Saturday, August 01, 2015

Habermas: The German reaction was shameful

A German version of an interview with Jürgen Habermas in the weekly French news magazine "L'Obs" (July 30, 2015):

"Die Reaktion der deutschen Regierung war schändlich"

The interview was conducted by Odile Benyahia-Kouider.

Excerpt

Q: Meinungsumfragen zeigen, dass eine deutliche Mehrheit der Deutschen den Positionen der Bundesregierung von Angela Merkel zustimmt, obwohl die Verhandlungen für Griechenlands Regierung erniedrigend waren. Bedeutet das, die Deutschen haben an Europa als einem politischen Projekt kein Interesse mehr?

A: Was erwarten Sie von einer Bevölkerung, die von ihren Regierungen nie ernsthaft mit europäischen Fragen konfrontiert worden ist? Bei uns gibt es ein Sprichwort: Wie man in den Wald hineinruft, so schallt es heraus. Die Europapolitik, die von Anbeginn über die Köpfe unserer Bevölkerungen hinweg betrieben worden ist, ist das Paradebeispiel für den allgemeinen Trend einer Austrocknung der politischen Öffentlichkeit. Regierungen, die ihre Wähler eher einlullen als aufscheuchen möchten, werden von einer Presse unterstützt, die lieber Kunden betreut statt Konflikte aufzugreifen und aufzuklären. Die deutschen Wähler haben von der Krisenpolitik der letzten Jahre Schlagworte wie "Solidarität gegen Solidität" im Ohr. Ihnen ist das Gefühl gegeben worden, dass sie die Kanzlerin, die ihr Geld zusammenhält, nur machen lassen sollen. Die CDU hat die sogenannte "Transferunion" zum Schreckgespenst aufgeplustert; und jetzt haben alle Parteien Angst, diese selbstgebastelte Hürde zu nehmen. Bundeskanzlerin Angela Merkel hat soeben noch vor dem Bundestag ihr Mantra wiederholt: "Mit mir wird es keinen Schuldenschnitt geben". Dabei weiß sie so gut wie der IWF, dass eine zügige Rekonstruktion der griechischen Schulden ganz unvermeidlich ist. Statt ihren Wählern unangenehme politische Alternativen zu erklären, kaufen die politischen Eliten Zeit mit Milliardenkrediten.
Lassen Sie mich auf Ihre Frage zurückkommen. Abgesehen davon, dass die verteufelten Transfers längst stattfinden, gibt es durchaus empirische Anhaltspunkte dafür, dass eine hartnäckige, informierte öffentliche Debatte über die Notwendigkeiten und die längerfristigen Vorteile einer gemeinsamen Fiskal-, Wirtschafts- und Sozialpolitik in Deutschland zu einem Meinungsumschwung führen können.

Q: Hat diese griechische Krise gezeigt, dass die EU ohne politische Einheit nicht überleben wird?

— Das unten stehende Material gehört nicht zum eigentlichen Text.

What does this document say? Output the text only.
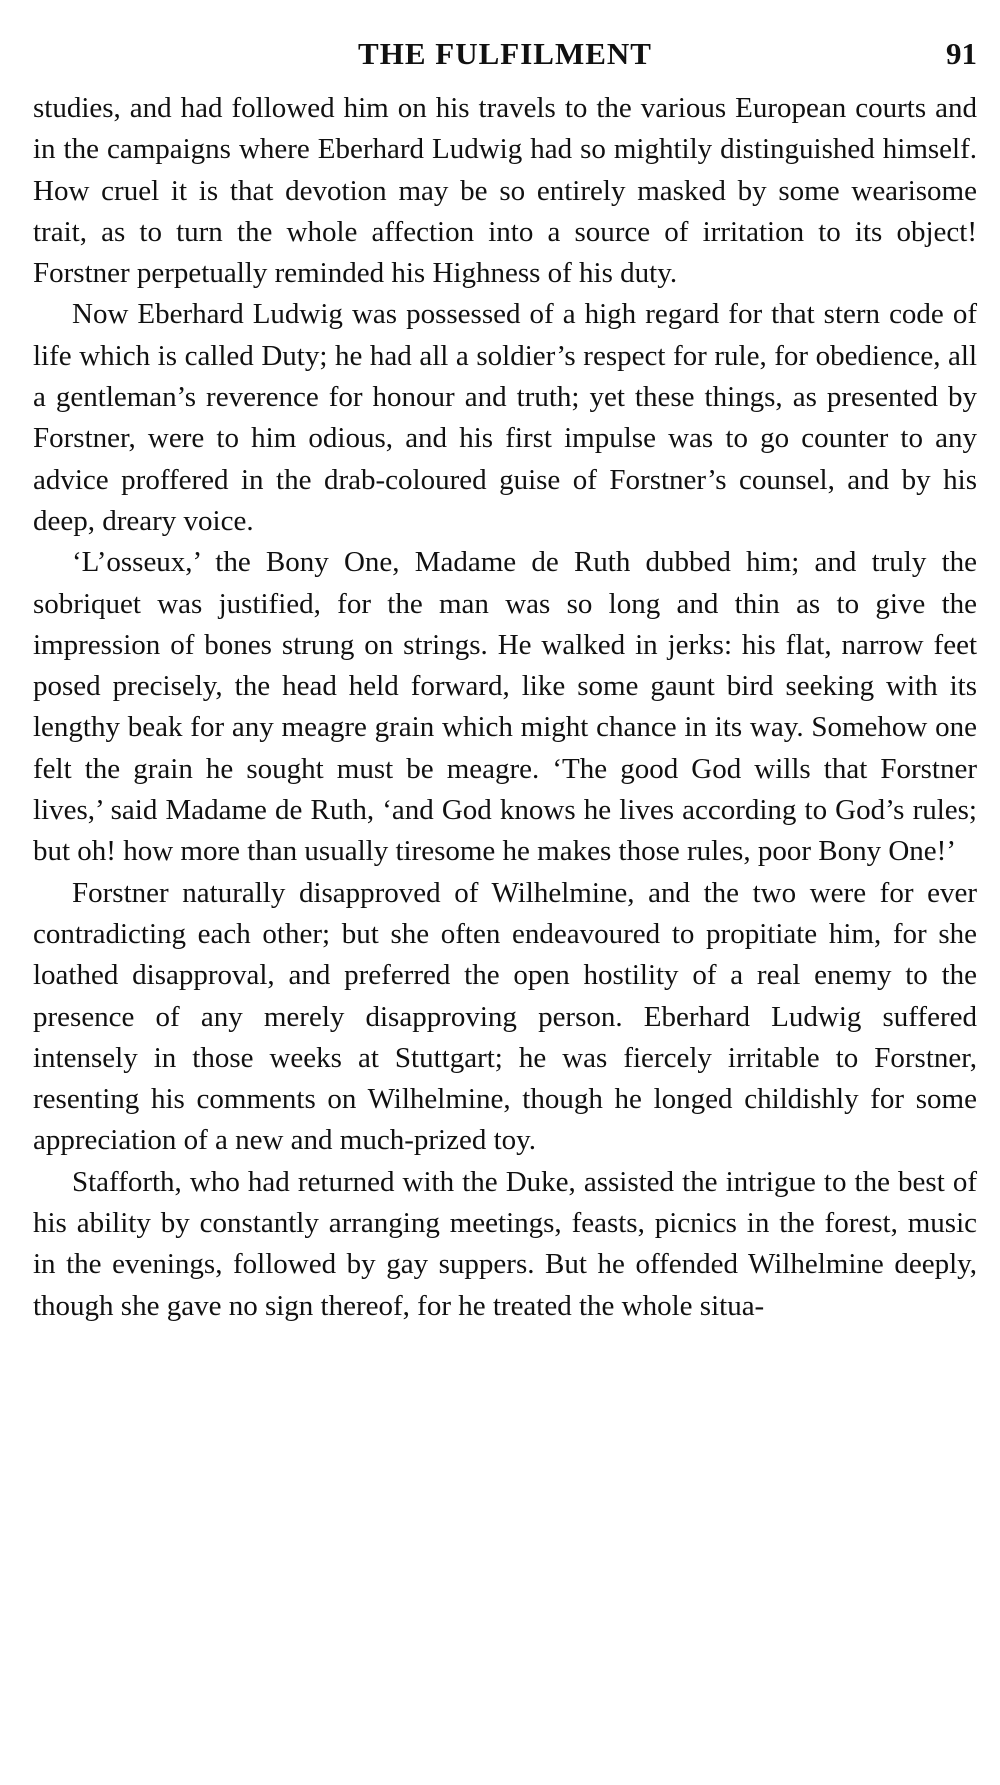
THE FULFILMENT	91

studies, and had followed him on his travels to the various European courts and in the campaigns where Eberhard Ludwig had so mightily distinguished himself. How cruel it is that devotion may be so entirely masked by some wearisome trait, as to turn the whole affection into a source of irritation to its object! Forstner perpetually reminded his Highness of his duty.

Now Eberhard Ludwig was possessed of a high regard for that stern code of life which is called Duty; he had all a soldier’s respect for rule, for obedience, all a gentleman’s reverence for honour and truth; yet these things, as presented by Forstner, were to him odious, and his first impulse was to go counter to any advice proffered in the drab-coloured guise of Forstner’s counsel, and by his deep, dreary voice.

‘L’osseux,’ the Bony One, Madame de Ruth dubbed him; and truly the sobriquet was justified, for the man was so long and thin as to give the impression of bones strung on strings. He walked in jerks: his flat, narrow feet posed precisely, the head held forward, like some gaunt bird seeking with its lengthy beak for any meagre grain which might chance in its way. Somehow one felt the grain he sought must be meagre. ‘The good God wills that Forstner lives,’ said Madame de Ruth, ‘and God knows he lives according to God’s rules; but oh! how more than usually tiresome he makes those rules, poor Bony One!’

Forstner naturally disapproved of Wilhelmine, and the two were for ever contradicting each other; but she often endeavoured to propitiate him, for she loathed disapproval, and preferred the open hostility of a real enemy to the presence of any merely disapproving person. Eberhard Ludwig suffered intensely in those weeks at Stuttgart; he was fiercely irritable to Forstner, resenting his comments on Wilhelmine, though he longed childishly for some appreciation of a new and much-prized toy.

Stafforth, who had returned with the Duke, assisted the intrigue to the best of his ability by constantly arranging meetings, feasts, picnics in the forest, music in the evenings, followed by gay suppers. But he offended Wilhelmine deeply, though she gave no sign thereof, for he treated the whole situa-
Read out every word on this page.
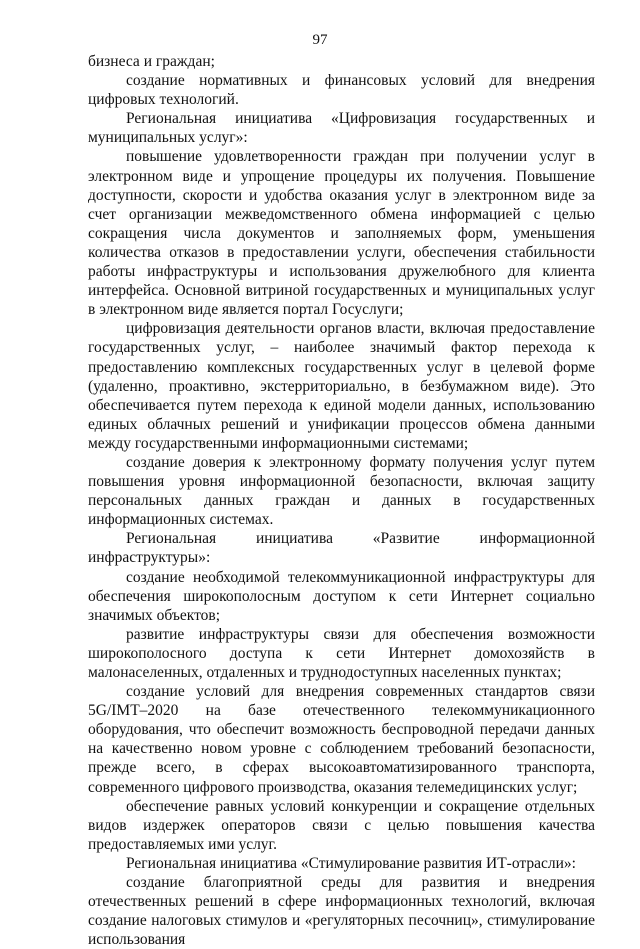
97

бизнеса и граждан;

создание нормативных и финансовых условий для внедрения цифровых технологий.

Региональная инициатива «Цифровизация государственных и муниципальных услуг»:

повышение удовлетворенности граждан при получении услуг в электронном виде и упрощение процедуры их получения. Повышение доступности, скорости и удобства оказания услуг в электронном виде за счет организации межведомственного обмена информацией с целью сокращения числа документов и заполняемых форм, уменьшения количества отказов в предоставлении услуги, обеспечения стабильности работы инфраструктуры и использования дружелюбного для клиента интерфейса. Основной витриной государственных и муниципальных услуг в электронном виде является портал Госуслуги;

цифровизация деятельности органов власти, включая предоставление государственных услуг, – наиболее значимый фактор перехода к предоставлению комплексных государственных услуг в целевой форме (удаленно, проактивно, экстерриториально, в безбумажном виде). Это обеспечивается путем перехода к единой модели данных, использованию единых облачных решений и унификации процессов обмена данными между государственными информационными системами;

создание доверия к электронному формату получения услуг путем повышения уровня информационной безопасности, включая защиту персональных данных граждан и данных в государственных информационных системах.

Региональная инициатива «Развитие информационной инфраструктуры»:

создание необходимой телекоммуникационной инфраструктуры для обеспечения широкополосным доступом к сети Интернет социально значимых объектов;

развитие инфраструктуры связи для обеспечения возможности широкополосного доступа к сети Интернет домохозяйств в малонаселенных, отдаленных и труднодоступных населенных пунктах;

создание условий для внедрения современных стандартов связи 5G/IMT–2020 на базе отечественного телекоммуникационного оборудования, что обеспечит возможность беспроводной передачи данных на качественно новом уровне с соблюдением требований безопасности, прежде всего, в сферах высокоавтоматизированного транспорта, современного цифрового производства, оказания телемедицинских услуг;

обеспечение равных условий конкуренции и сокращение отдельных видов издержек операторов связи с целью повышения качества предоставляемых ими услуг.

Региональная инициатива «Стимулирование развития ИТ-отрасли»:

создание благоприятной среды для развития и внедрения отечественных решений в сфере информационных технологий, включая создание налоговых стимулов и «регуляторных песочниц», стимулирование использования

A: Ja, ohne die zusammenführenden Kräfte einer politischen Union werden unsere nationalen Wirtschaften weiter auseinanderdriften. Die europäische Währungsgemeinschaft ist zu heterogen zusammengesetzt. Wir können deshalb nur noch zurück- oder vorangehen. "Der Stillstand ist der Tod", sagt ein Filmtitel meines Freundes Alexander Kluge. Ich glaube, dass die Auflösung der Eurozone wohl nur als Konsequenz einer  unbeabsichtigten Kettenreaktion eintreten könnte. Dann müsste gerade die Linke für das Zurück zum Nationalstaat einen hohen Preis zahlen. Denn ohne eine supranational handlungsfähige Euro-Union müsste sie jede Hoffnung auf eine politische Reregulierung der aus dem Ruder gelaufenen Finanzwirtschaft fahren lassen. Aber auch der andere Weg ist riskant. Starke Interessen zielen auf eine technokratische Banken-, Fiskal- und Wirtschaftsunion, die ohne demokratische Geräusche Marktimperative geräuschlos umsetzt. Daher wird alles darauf ankommen, dem Europäischen Parlament die gleichen Rechte einzuräumen wie dem Rat. Das funktioniert wiederum nur, wenn es gelingt, ein europaweites Parteiensystem aufzubauen und die Bevölkerungen selbst in einen politischen Prozess einzubeziehen, der bisher an ihnen vorbeiläuft. Vor wenigen Wochen haben der französische und der deutsche Wirtschaftsminister, Macron und Gabriel, ein Papier lanciert, das in dieser Hinsicht doch noch sehr ambivalent ist. Ein "europäischer Finanzminister" ist keine Lösung.


See the French translation of the interview in "L'Obs": "La réaction abrupte de l'Allemagne a été indigne".